In this case, I use the Θ estimated from the glm.nb function in the negative.binomial call. Also useful are the zeroinfl function of the pscl library for fitting zero-inflated Poisson or negative binomial models and the geeglm function of geepack for fitting generalized estimating equations for repeated measures. Finally, fitdistr from MASS allows for estimating the parameters of different distributions from empirical data.

Desktop Manager

I’m convinced that no computer display is large enough. What we need are strategies to better manage our computer workspace and application windows. Exposé and tabbed browsing are great features, but what I really want is the equivalent of a file folder. You put all of the relevant documents in a folder and then put it aside for when you need it. Once you’re ready, you open up the folder and are ready to go.

A feature that comes close to this is virtual desktops. I became enamoured with these while running KDE and have found them again for OS X with Desktop Manager. The idea is to create workspaces associated with specific tasks as a virtual desktop. You can then switch between these desktops as you move from one project to the next.

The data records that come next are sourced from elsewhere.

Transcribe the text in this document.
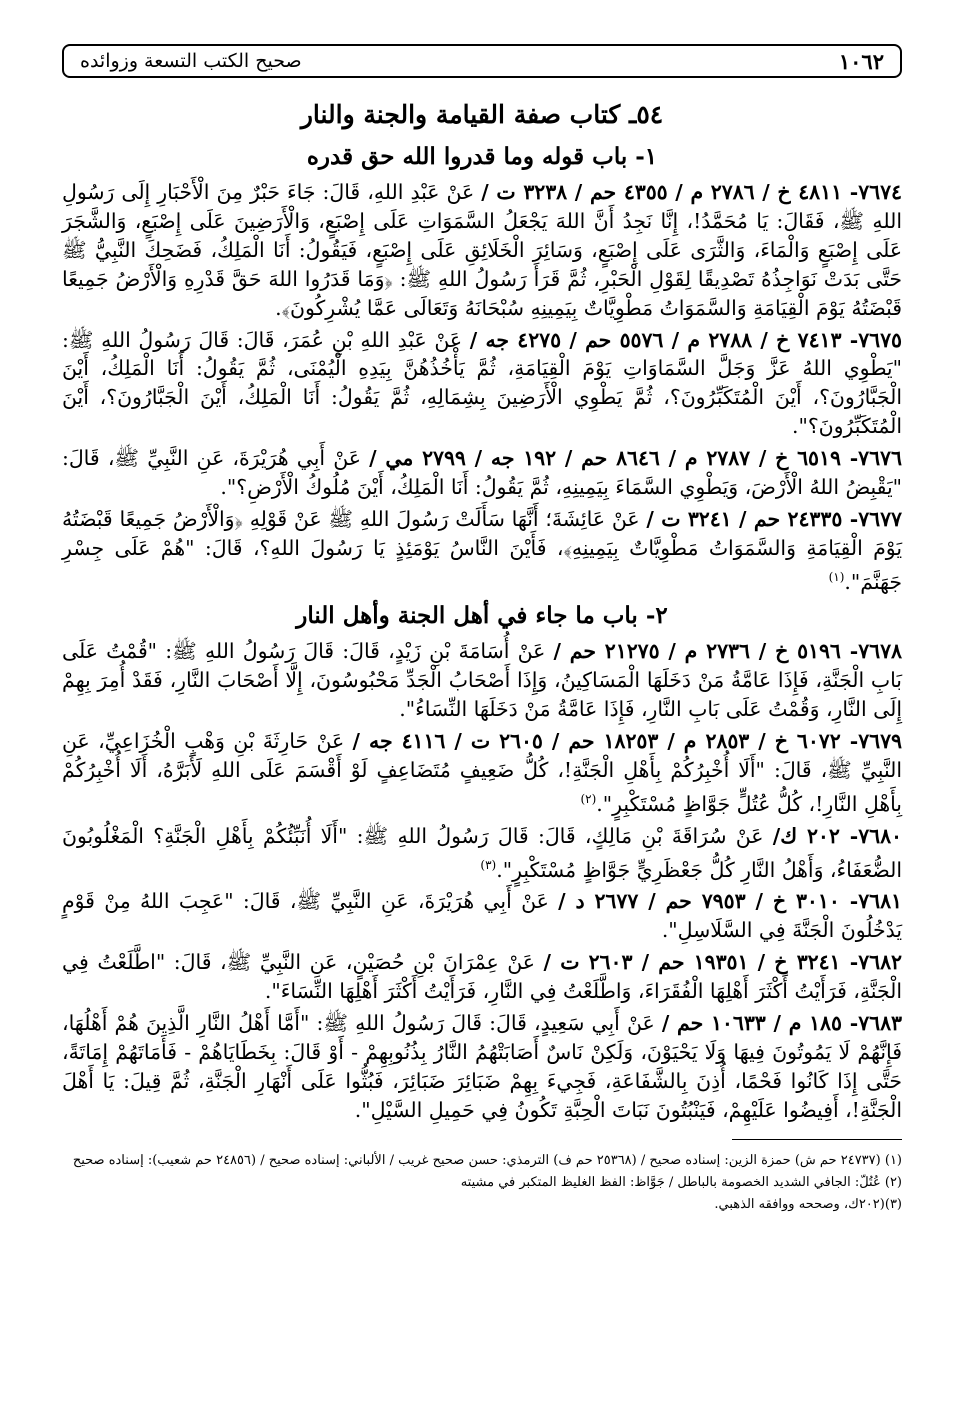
١٠٦٢
صحيح الكتب التسعة وزوائده
٥٤ـ كتاب صفة القيامة والجنة والنار
١- باب قوله وما قدروا الله حق قدره

٧٦٧٤- ٤٨١١ خ / ٢٧٨٦ م / ٤٣٥٥ حم / ٣٢٣٨ ت / عَنْ عَبْدِ اللهِ، قَالَ: جَاءَ حَبْرٌ مِنَ الْأَحْبَارِ إِلَى رَسُولِ اللهِ ﷺ، فَقَالَ: يَا مُحَمَّدُ!، إِنَّا نَجِدُ أَنَّ اللهَ يَجْعَلُ السَّمَوَاتِ عَلَى إِصْبَعٍ، وَالْأَرَضِينَ عَلَى إِصْبَعٍ، وَالشَّجَرَ عَلَى إِصْبَعٍ وَالْمَاءَ، وَالثَّرَى عَلَى إِصْبَعٍ، وَسَائِرَ الْخَلَائِقِ عَلَى إِصْبَعٍ، فَيَقُولُ: أَنَا الْمَلِكُ، فَضَحِكَ النَّبِيُّ ﷺ حَتَّى بَدَتْ نَوَاجِذُهُ تَصْدِيقًا لِقَوْلِ الْحَبْرِ، ثُمَّ قَرَأَ رَسُولُ اللهِ ﷺ: ﴿وَمَا قَدَرُوا اللهَ حَقَّ قَدْرِهِ وَالْأَرْضُ جَمِيعًا قَبْضَتُهُ يَوْمَ الْقِيَامَةِ وَالسَّمَوَاتُ مَطْوِيَّاتٌ بِيَمِينِهِ سُبْحَانَهُ وَتَعَالَى عَمَّا يُشْرِكُونَ﴾.

٧٦٧٥- ٧٤١٣ خ / ٢٧٨٨ م / ٥٥٧٦ حم / ٤٢٧٥ جه / عَنْ عَبْدِ اللهِ بْنِ عُمَرَ، قَالَ: قَالَ رَسُولُ اللهِ ﷺ: "يَطْوِي اللهُ عَزَّ وَجَلَّ السَّمَاوَاتِ يَوْمَ الْقِيَامَةِ، ثُمَّ يَأْخُذُهُنَّ بِيَدِهِ الْيُمْنَى، ثُمَّ يَقُولُ: أَنَا الْمَلِكُ، أَيْنَ الْجَبَّارُونَ؟، أَيْنَ الْمُتَكَبِّرُونَ؟، ثُمَّ يَطْوِي الْأَرَضِينَ بِشِمَالِهِ، ثُمَّ يَقُولُ: أَنَا الْمَلِكُ، أَيْنَ الْجَبَّارُونَ؟، أَيْنَ الْمُتَكَبِّرُونَ؟".

٧٦٧٦- ٦٥١٩ خ / ٢٧٨٧ م / ٨٦٤٦ حم / ١٩٢ جه / ٢٧٩٩ مي / عَنْ أَبِي هُرَيْرَةَ، عَنِ النَّبِيِّ ﷺ، قَالَ: "يَقْبِضُ اللهُ الْأَرْضَ، وَيَطْوِي السَّمَاءَ بِيَمِينِهِ، ثُمَّ يَقُولُ: أَنَا الْمَلِكُ، أَيْنَ مُلُوكُ الْأَرْضِ؟".

٧٦٧٧- ٢٤٣٣٥ حم / ٣٢٤١ ت / عَنْ عَائِشَةَ؛ أَنَّهَا سَأَلَتْ رَسُولَ اللهِ ﷺ عَنْ قَوْلِهِ ﴿وَالْأَرْضُ جَمِيعًا قَبْضَتُهُ يَوْمَ الْقِيَامَةِ وَالسَّمَوَاتُ مَطْوِيَّاتٌ بِيَمِينِهِ﴾، فَأَيْنَ النَّاسُ يَوْمَئِذٍ يَا رَسُولَ اللهِ؟، قَالَ: "هُمْ عَلَى جِسْرِ جَهَنَّمَ".$^{(١)}$

٢- باب ما جاء في أهل الجنة وأهل النار

٧٦٧٨- ٥١٩٦ خ / ٢٧٣٦ م / ٢١٢٧٥ حم / عَنْ أُسَامَةَ بْنِ زَيْدٍ، قَالَ: قَالَ رَسُولُ اللهِ ﷺ: "قُمْتُ عَلَى بَابِ الْجَنَّةِ، فَإِذَا عَامَّةُ مَنْ دَخَلَهَا الْمَسَاكِينُ، وَإِذَا أَصْحَابُ الْجَدِّ مَحْبُوسُونَ، إِلَّا أَصْحَابَ النَّارِ، فَقَدْ أُمِرَ بِهِمْ إِلَى النَّارِ، وَقُمْتُ عَلَى بَابِ النَّارِ، فَإِذَا عَامَّةُ مَنْ دَخَلَهَا النِّسَاءُ".

٧٦٧٩- ٦٠٧٢ خ / ٢٨٥٣ م / ١٨٢٥٣ حم / ٢٦٠٥ ت / ٤١١٦ جه / عَنْ حَارِثَةَ بْنِ وَهْبٍ الْخُزَاعِيِّ، عَنِ النَّبِيِّ ﷺ، قَالَ: "أَلَا أُخْبِرُكُمْ بِأَهْلِ الْجَنَّةِ!، كُلُّ ضَعِيفٍ مُتَضَاعِفٍ لَوْ أَقْسَمَ عَلَى اللهِ لَأَبَرَّهُ، أَلَا أُخْبِرُكُمْ بِأَهْلِ النَّارِ!، كُلُّ عُتُلٍّ جَوَّاظٍ مُسْتَكْبِرٍ".$^{(٢)}$

٧٦٨٠- ٢٠٢ ك/ عَنْ سُرَاقَةَ بْنِ مَالِكٍ، قَالَ: قَالَ رَسُولُ اللهِ ﷺ: "أَلَا أُنَبِّئُكُمْ بِأَهْلِ الْجَنَّةِ؟ الْمَغْلُوبُونَ الضُّعَفَاءُ، وَأَهْلُ النَّارِ كُلُّ جَعْظَرِيٍّ جَوَّاظٍ مُسْتَكْبِرٍ".$^{(٣)}$

٧٦٨١- ٣٠١٠ خ / ٧٩٥٣ حم / ٢٦٧٧ د / عَنْ أَبِي هُرَيْرَةَ، عَنِ النَّبِيِّ ﷺ، قَالَ: "عَجِبَ اللهُ مِنْ قَوْمٍ يَدْخُلُونَ الْجَنَّةَ فِي السَّلَاسِلِ".

٧٦٨٢- ٣٢٤١ خ / ١٩٣٥١ حم / ٢٦٠٣ ت / عَنْ عِمْرَانَ بْنِ حُصَيْنٍ، عَنِ النَّبِيِّ ﷺ، قَالَ: "اطَّلَعْتُ فِي الْجَنَّةِ، فَرَأَيْتُ أَكْثَرَ أَهْلِهَا الْفُقَرَاءَ، وَاطَّلَعْتُ فِي النَّارِ، فَرَأَيْتُ أَكْثَرَ أَهْلِهَا النِّسَاءَ".

٧٦٨٣- ١٨٥ م / ١٠٦٣٣ حم / عَنْ أَبِي سَعِيدٍ، قَالَ: قَالَ رَسُولُ اللهِ ﷺ: "أَمَّا أَهْلُ النَّارِ الَّذِينَ هُمْ أَهْلُهَا، فَإِنَّهُمْ لَا يَمُوتُونَ فِيهَا وَلَا يَحْيَوْنَ، وَلَكِنْ نَاسٌ أَصَابَتْهُمُ النَّارُ بِذُنُوبِهِمْ - أَوْ قَالَ: بِخَطَايَاهُمْ - فَأَمَاتَهُمْ إِمَاتَةً، حَتَّى إِذَا كَانُوا فَحْمًا، أُذِنَ بِالشَّفَاعَةِ، فَجِيءَ بِهِمْ ضَبَائِرَ ضَبَائِرَ، فَبُثُّوا عَلَى أَنْهَارِ الْجَنَّةِ، ثُمَّ قِيلَ: يَا أَهْلَ الْجَنَّةِ!، أَفِيضُوا عَلَيْهِمْ، فَيَنْبُتُونَ نَبَاتَ الْحِبَّةِ تَكُونُ فِي حَمِيلِ السَّيْلِ".

(١) (٢٤٧٣٧ حم ش) حمزة الزين: إسناده صحيح / (٢٥٣٦٨ حم ف) الترمذي: حسن صحيح غريب / الألباني: إسناده صحيح / (٢٤٨٥٦ حم شعيب): إسناده صحيح

(٢) عُتُلّ: الجافي الشديد الخصومة بالباطل / جَوَّاظ: الفظ الغليظ المتكبر في مشيته

(٣)(٢٠٢ك، وصححه ووافقه الذهبي.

So, for each of the projects I am currently working on, I’ve created a desktop with each application’s windows in the appropriate place. For a consulting project, I likely have Aquamacs running an R simulation with a terminal window open for updating my subversion repository. A project in the writing stage requires TeXShop and BibDesk, while a web-design project needs TextMate and Camino. Each of these workspaces is independent and I can quickly switch to them when needed. Since the applications are running with their windows in the appropriate place, I can quickly get back to work on the project at hand.

Application windows can be split across desktops and specific windows can be present across all desktops. I’ve also found it useful to have one desktop for communication (email, messaging, etc.) and another that has no windows open at all.